La colazione dei campioni. Ovvero addio triste lunedì

La colazione dei campioni. Ovvero addio triste lunedì

«Unico... uno scrittore che compila, per noi, le nostre mappe personali, che dà un nome ai posti che conosciamo meglio» - Doris Lessing Uno scrittore di fantascienza, Kilgore Trout, povero in canna e probabilmente destinato a scomparire senza lasciare traccia pur avendo alle spalle una montagna di racconti pubblicati, viene invitato da un miliardario che sembra essere il suo unico ammiratore a parlare del suo ultimo romanzo a un festival della letteratura. Intitolato Ora si può dire, il romanzo è la storia di un uomo che crede di essere l’unica creatura dotata di libero arbitrio in un mondo di macchine. Inizia così il lungo viaggio di Trout attraverso gli Stati Uniti, fitto d’incontri stravaganti e di sorprese.

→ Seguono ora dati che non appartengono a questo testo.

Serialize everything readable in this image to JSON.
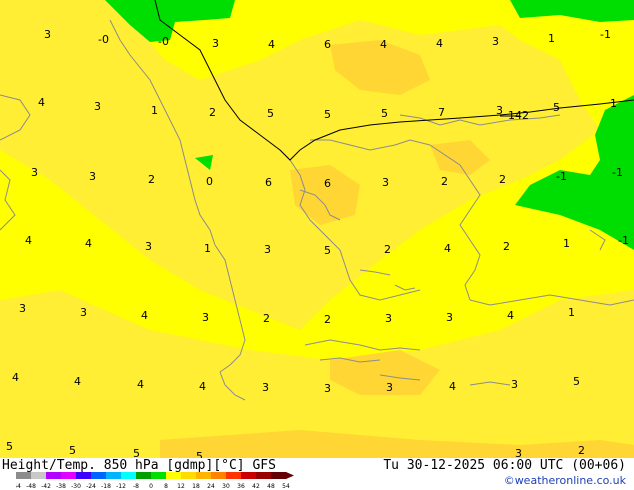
{
  "map": {
    "field_colors": {
      "yellow": "#ffff00",
      "yellow_light": "#ffee33",
      "orange": "#ffd633",
      "green": "#00dd00",
      "coast": "#8c8c8c",
      "border": "#000000"
    },
    "contour_label": "142",
    "temperature_labels": [
      "3",
      "-0",
      "-0",
      "3",
      "4",
      "6",
      "4",
      "4",
      "3",
      "1",
      "-1",
      "4",
      "3",
      "1",
      "2",
      "5",
      "5",
      "5",
      "7",
      "3",
      "5",
      "1",
      "3",
      "3",
      "2",
      "0",
      "6",
      "6",
      "3",
      "2",
      "2",
      "-1",
      "-1",
      "4",
      "4",
      "3",
      "1",
      "3",
      "5",
      "2",
      "4",
      "2",
      "1",
      "-1",
      "3",
      "3",
      "4",
      "3",
      "2",
      "2",
      "3",
      "3",
      "4",
      "1",
      "4",
      "4",
      "4",
      "4",
      "3",
      "3",
      "3",
      "4",
      "3",
      "5",
      "5",
      "5",
      "5",
      "5",
      "3",
      "2"
    ]
  },
  "footer": {
    "title": "Height/Temp. 850 hPa [gdmp][°C] GFS",
    "valid_time": "Tu 30-12-2025 06:00 UTC (00+06)",
    "credit": "©weatheronline.co.uk",
    "scale_ticks": [
      "-54",
      "-48",
      "-42",
      "-38",
      "-30",
      "-24",
      "-18",
      "-12",
      "-8",
      "0",
      "8",
      "12",
      "18",
      "24",
      "30",
      "36",
      "42",
      "48",
      "54"
    ],
    "scale_colors": [
      "#8c8c8c",
      "#c8c8c8",
      "#b400ff",
      "#e100ff",
      "#3c00ff",
      "#0064ff",
      "#00b4ff",
      "#00ffff",
      "#00a000",
      "#00dd00",
      "#ffff00",
      "#ffdc00",
      "#ffb400",
      "#ff8200",
      "#ff3200",
      "#c80000",
      "#960000",
      "#640000"
    ]
  }
}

Al tempo stesso, nella città dove si terrà il festival, un ricco e stimato concessionario di automobili comincia a mostrare i primi segni di quelli che potrebbero essere veri e propri attacchi di follia. Dwayne Hoover, questo il suo nome, ha un’ossessione: crede di essere l’unico uomo sulla terra capace di prendere autonome decisioni mentre gli altri non sono che macchine programmate per ostacolarlo e metterlo alla prova. Da qui il senso di frustrazione che lo assilla e lo spinge a compiere atti sconsiderati. I due uomini sono inevitabilmente destinati non soltanto a scontrarsi tra loro, con effetti esilaranti, ma anche a incontrare il loro creatore, Kurt Vonnegut, in un mondo e in un tempo irreale che somigliano straordinariamente a quelli in cui viviamo.